CVE-2024-26800: tls: fix use-after-free on failed backlog decryption
In the Linux kernel, the following vulnerability has been resolved:
tls: fix use-after-free on failed backlog decryption
When the decrypt request goes to the backlog and crypto_aead_decrypt
returns -EBUSY, tls_do_decryption will wait until all async
decryptions have completed. If one of them fails, tls_do_decryption
will return -EBADMSG and tls_decrypt_sg jumps to the error path,
releasing all the pages. But the pages have been passed to the async
callback, and have already been released by tls_decrypt_done.
The only true async case is when crypto_aead_decrypt returns
-EINPROGRESS. With -EBUSY, we already waited so we can tell
tls_sw_recvmsg that the data is available for immediate copy, but we
need to notify tls_decrypt_sg (via the new ->async_done flag) that the
memory has already been released.
Security readout for executives and security teams
Plain-English summary
This is a Linux kernel memory-safety bug in kernel TLS handling. Under a failed asynchronous decrypt backlog condition, pages can be released twice or used after release. Business impact is not fully quantified in the sources, but kernel memory errors can affect system stability and potentially security boundaries.
Executive priority
Treat as a kernel patch-management item with uncertain severity. Prioritize normal-to-expedited remediation where Linux systems are exposed, business-critical, or use kernel TLS, but the supplied sources do not justify emergency response claims.
Technical view
The flaw is in Linux kernel TLS software receive decryption. When crypto_aead_decrypt returns -EBUSY, tls_do_decryption waits for async decryptions; if one fails, tls_decrypt_sg follows an error path that releases pages already released by tls_decrypt_done. The fix adds async_done handling to avoid reusing freed memory.
Likely exposure
Exposure appears limited to Linux systems running affected kernel code paths that use kernel TLS receive processing with asynchronous crypto backlog behavior. The bundle names Linux kernel stable commits and versions, but distro-specific affected packages are not provided.
Exploitation context
The source bundle does not report active exploitation, and KEV is false. No public exploit status, attack prerequisites, or practical impact details are provided in the supplied evidence.
Researcher notes
Evidence supports a use-after-free in the TLS receive decrypt error path involving -EBUSY, async completion, and page lifetime tracking. The bundle lacks CVSS, CWE, exploitability analysis, and distro package ranges, so validation should be source-and-vendor specific.
Mitigation direction
Check your Linux distribution advisory for CVE-2024-26800 package status.

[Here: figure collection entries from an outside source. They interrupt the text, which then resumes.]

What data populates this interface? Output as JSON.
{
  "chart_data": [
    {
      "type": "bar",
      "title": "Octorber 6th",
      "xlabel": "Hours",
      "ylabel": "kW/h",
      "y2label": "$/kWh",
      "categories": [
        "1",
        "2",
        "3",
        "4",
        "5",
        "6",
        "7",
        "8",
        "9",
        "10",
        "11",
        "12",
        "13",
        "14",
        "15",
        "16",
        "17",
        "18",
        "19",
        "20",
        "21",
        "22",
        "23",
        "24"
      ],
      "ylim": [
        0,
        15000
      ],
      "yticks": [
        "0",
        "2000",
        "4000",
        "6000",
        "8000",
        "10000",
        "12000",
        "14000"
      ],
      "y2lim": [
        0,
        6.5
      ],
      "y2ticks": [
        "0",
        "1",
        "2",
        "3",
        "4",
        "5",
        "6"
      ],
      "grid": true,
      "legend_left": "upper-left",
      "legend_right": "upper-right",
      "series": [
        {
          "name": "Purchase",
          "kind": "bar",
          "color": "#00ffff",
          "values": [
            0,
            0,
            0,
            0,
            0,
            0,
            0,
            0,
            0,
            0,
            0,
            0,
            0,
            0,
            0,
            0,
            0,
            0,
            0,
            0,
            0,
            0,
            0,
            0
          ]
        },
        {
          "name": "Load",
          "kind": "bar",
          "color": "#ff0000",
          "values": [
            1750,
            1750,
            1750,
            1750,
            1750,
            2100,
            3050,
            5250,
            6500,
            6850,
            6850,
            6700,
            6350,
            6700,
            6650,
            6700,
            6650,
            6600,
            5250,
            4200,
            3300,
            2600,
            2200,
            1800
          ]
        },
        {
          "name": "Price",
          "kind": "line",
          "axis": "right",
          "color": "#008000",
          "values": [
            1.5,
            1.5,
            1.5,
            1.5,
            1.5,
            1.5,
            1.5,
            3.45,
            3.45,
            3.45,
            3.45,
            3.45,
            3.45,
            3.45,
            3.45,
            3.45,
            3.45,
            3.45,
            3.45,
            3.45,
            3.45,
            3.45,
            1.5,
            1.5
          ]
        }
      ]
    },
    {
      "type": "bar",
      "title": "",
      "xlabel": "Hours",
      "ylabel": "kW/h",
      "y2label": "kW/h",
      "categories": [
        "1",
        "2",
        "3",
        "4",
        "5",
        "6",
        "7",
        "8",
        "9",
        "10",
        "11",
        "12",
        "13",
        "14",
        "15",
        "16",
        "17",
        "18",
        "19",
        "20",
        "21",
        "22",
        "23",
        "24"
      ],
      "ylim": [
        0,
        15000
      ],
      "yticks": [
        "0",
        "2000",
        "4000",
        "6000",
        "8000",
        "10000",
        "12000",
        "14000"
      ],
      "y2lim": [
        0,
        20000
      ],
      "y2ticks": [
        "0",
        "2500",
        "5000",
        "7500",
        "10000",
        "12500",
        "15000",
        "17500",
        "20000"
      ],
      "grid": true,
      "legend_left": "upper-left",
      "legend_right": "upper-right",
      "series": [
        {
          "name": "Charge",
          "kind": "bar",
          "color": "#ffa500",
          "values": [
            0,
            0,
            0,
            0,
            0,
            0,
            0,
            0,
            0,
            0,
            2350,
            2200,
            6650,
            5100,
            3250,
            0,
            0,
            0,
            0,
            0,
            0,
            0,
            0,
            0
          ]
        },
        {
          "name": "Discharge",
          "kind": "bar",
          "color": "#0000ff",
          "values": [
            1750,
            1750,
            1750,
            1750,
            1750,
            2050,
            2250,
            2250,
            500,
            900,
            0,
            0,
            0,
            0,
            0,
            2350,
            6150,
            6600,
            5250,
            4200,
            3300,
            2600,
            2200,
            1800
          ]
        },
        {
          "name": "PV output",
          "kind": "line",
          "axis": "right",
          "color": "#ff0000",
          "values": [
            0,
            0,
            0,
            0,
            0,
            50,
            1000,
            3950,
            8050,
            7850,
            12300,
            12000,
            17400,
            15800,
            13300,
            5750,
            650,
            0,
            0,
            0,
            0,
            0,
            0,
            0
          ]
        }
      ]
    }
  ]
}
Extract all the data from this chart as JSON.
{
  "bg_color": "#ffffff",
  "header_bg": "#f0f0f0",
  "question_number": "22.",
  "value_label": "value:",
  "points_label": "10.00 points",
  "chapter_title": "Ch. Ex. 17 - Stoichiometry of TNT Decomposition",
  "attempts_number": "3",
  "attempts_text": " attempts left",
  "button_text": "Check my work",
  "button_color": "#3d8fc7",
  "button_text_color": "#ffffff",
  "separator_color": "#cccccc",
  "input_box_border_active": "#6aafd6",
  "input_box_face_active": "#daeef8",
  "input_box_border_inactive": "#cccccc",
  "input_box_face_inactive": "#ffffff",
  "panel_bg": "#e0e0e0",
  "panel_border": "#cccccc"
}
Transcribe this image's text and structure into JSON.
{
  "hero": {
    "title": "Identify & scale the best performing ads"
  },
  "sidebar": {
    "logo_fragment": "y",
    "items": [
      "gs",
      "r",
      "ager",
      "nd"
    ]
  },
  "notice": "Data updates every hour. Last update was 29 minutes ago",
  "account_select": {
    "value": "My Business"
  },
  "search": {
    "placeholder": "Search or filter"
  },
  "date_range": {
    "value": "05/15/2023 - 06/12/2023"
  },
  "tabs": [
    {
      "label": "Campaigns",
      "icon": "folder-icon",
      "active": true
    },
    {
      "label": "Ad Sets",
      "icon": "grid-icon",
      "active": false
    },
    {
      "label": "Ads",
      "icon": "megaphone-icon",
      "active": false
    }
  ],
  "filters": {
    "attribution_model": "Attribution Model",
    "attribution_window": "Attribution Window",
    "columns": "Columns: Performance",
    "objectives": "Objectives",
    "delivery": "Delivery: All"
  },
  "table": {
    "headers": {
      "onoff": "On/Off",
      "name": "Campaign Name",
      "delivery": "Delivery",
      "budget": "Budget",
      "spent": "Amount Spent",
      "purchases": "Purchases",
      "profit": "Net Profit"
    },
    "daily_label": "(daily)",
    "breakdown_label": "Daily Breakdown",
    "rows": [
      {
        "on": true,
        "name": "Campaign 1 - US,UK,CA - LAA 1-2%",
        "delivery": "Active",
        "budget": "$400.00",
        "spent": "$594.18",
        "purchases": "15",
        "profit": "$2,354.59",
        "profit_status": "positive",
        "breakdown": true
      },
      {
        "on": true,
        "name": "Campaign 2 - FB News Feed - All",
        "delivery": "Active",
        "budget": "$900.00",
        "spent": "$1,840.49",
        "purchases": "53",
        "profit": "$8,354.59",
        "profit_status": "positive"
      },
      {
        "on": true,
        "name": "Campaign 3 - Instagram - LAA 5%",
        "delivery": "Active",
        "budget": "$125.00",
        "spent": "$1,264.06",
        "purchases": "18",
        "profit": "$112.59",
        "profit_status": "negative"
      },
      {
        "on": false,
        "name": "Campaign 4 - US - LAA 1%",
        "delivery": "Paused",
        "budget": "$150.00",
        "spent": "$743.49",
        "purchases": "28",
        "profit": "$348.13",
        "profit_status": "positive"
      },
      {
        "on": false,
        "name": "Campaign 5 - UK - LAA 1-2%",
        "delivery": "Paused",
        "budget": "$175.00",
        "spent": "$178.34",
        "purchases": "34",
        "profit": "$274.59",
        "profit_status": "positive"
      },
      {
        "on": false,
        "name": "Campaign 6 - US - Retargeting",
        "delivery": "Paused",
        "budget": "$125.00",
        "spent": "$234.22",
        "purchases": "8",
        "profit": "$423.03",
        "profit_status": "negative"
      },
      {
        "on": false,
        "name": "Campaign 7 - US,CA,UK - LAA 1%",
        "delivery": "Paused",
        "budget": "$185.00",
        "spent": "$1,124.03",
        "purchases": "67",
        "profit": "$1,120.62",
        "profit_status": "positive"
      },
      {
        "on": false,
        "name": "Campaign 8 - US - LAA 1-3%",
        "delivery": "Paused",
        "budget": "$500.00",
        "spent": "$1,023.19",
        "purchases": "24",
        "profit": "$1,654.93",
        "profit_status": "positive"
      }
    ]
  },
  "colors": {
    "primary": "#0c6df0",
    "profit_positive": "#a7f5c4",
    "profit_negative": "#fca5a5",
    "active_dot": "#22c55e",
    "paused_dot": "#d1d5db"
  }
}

Update kernels to vendor-supported builds containing the referenced upstream stable fixes.
Prioritize internet-facing or high-availability Linux systems using kernel TLS features.
If no vendor fix is available, follow vendor guidance for temporary risk reduction.
Validation and detection
Inventory Linux kernel versions across servers, appliances, and container hosts.
Map installed kernels to distribution advisories for CVE-2024-26800.
Confirm whether kernel TLS is enabled or used by workloads.
Verify patched systems booted into the updated kernel, not only installed it.
Generated from the cited source records. This long-tail analysis has not been individually reviewed by a named human.